Verfügbarkeitsheuristik: Ereignisse, die im Gedächtnis einer Person besonders leicht verfügbar sind, werden zur Schlußfolgerung bevorzugt herangezogen. So dürfte z.B. ein Rettungssanitäter, der häufig mit Verkehrsunfällen zu tun hat, die Wahrscheinlichkeit eines Unfalls eher überschätzen, während ein normaler Verkehrsteilnehmer dieselbe eher unterschätzt.

Repräsentativitätsheuristik: Eine singuläre Information wird als repräsentativ für eine ganze Klasse von Informationen angesehen, so daß auf der Grundlage einer einzelnen Information Aussagen über viele Ereignisse getroffen werden können. Vielen Menschen, die in einer Lotterie mitspielen, erscheint z.B. die Zahlenfolge 10, 4, 8, 40, 35, 27 als repräsentativ für übliche Ergebnisse einer Ziehung. Die Zahlenfolge 1, 2, 3, 4, 5, 6, die objektiv mit gleicher Wahrscheinlichkeit auftreten kann, gilt demgegenüber als nicht zu erwartendes Ereignis. Entsprechend selten werden vergleichbare Zahlenkombinationen auch getippt.

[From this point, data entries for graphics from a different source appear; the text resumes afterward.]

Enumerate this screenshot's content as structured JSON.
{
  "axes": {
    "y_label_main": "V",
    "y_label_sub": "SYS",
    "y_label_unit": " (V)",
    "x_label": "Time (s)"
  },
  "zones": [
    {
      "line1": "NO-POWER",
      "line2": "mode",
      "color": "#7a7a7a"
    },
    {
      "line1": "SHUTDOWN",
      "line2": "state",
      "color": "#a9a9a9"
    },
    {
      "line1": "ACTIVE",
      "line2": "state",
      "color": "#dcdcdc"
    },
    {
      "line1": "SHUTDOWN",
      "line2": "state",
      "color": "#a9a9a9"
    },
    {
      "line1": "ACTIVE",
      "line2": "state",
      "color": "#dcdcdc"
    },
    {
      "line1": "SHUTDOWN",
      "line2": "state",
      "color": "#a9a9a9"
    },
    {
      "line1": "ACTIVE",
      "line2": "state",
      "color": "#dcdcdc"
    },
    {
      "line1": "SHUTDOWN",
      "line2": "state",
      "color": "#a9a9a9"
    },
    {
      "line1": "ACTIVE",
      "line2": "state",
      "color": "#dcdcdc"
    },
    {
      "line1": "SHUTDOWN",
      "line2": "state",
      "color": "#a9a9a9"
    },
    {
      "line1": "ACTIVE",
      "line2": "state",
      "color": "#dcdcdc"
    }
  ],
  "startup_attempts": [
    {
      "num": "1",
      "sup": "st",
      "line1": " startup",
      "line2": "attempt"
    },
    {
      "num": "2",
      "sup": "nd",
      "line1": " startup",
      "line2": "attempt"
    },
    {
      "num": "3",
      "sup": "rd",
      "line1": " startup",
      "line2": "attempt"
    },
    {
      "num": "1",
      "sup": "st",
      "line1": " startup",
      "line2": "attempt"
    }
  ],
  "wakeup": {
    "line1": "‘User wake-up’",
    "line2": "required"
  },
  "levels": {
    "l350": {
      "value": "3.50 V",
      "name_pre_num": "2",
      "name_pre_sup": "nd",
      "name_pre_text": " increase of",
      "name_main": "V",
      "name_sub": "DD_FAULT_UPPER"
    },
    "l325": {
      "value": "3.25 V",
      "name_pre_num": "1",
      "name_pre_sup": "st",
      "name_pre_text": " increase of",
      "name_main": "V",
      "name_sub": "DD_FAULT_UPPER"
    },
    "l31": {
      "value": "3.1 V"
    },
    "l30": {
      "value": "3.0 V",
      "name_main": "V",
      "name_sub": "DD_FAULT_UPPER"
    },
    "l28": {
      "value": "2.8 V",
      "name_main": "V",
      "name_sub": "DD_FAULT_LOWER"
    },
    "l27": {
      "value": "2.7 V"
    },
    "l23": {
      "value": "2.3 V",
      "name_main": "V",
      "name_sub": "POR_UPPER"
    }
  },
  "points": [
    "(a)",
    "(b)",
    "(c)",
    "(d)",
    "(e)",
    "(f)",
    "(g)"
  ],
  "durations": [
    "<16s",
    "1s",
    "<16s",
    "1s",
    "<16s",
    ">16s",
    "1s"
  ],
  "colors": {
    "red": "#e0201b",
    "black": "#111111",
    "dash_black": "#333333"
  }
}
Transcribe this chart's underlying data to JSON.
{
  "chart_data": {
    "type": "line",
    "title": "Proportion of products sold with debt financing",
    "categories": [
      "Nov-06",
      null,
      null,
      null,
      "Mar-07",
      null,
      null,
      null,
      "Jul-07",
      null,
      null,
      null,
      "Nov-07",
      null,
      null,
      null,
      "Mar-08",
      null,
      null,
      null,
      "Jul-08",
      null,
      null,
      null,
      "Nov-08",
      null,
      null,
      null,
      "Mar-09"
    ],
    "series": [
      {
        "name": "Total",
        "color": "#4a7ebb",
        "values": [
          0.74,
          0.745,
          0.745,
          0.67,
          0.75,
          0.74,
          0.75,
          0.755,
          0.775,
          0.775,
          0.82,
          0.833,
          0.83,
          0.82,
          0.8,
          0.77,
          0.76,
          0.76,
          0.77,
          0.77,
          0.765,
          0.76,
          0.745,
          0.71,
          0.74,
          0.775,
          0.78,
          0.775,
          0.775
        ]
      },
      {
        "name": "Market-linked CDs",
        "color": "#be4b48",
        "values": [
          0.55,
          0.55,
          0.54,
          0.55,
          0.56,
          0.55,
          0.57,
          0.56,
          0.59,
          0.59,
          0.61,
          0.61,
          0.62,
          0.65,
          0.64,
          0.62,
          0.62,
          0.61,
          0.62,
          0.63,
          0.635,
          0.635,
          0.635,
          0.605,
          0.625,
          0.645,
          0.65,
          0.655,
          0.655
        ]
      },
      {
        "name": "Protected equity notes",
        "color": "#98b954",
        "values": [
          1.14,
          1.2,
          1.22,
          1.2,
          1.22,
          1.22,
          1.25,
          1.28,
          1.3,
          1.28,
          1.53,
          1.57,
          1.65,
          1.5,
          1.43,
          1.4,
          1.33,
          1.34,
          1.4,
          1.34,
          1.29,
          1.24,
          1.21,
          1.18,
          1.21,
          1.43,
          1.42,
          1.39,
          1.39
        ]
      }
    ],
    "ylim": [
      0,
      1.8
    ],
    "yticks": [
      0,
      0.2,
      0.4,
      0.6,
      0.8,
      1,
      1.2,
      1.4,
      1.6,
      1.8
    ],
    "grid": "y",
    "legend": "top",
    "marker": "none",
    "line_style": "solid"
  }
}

Heuristik der Verankerung und Anpassung: Auf der Basis einer einzelnen Information wird zunächst ein Beurteilungsanker gesetzt. Alle nachfolgenden Informationen werden dann in Relation zu diesem Anker beurteilt. Gegebenenfalls erfolgt dabei eine Verzerrung der Urteilsbildung im Sinne einer Anpassung der später verarbeiteten Information in Richtung auf den Anker. Im Bereich der Personenbeurteilung entspricht dies z.B. dem ersten Eindruck, den wir von einem fremden Menschen entwickeln und der dann alle weiteren Prozesse der Urteilsbildung prägt (Personenwahrnehmung).

Simulationsheuristik: Stehen einer Person keine Informationen zur Verfügung, so erfolgt die Urteilsbildung auf der Grundlage ihrer Vorstellungskraft. Diese wiederum wird von früheren Erlebnissen des Individuums geprägt. So stellen sich z.B. die meisten Menschen einen Außerirdischen als menschenähnliches Lebewesen mit aufrechtem Gang, Kopf und Armen vor. Das Unbekannte wird dabei unter Rückgriff auf bereits Bekanntes simuliert.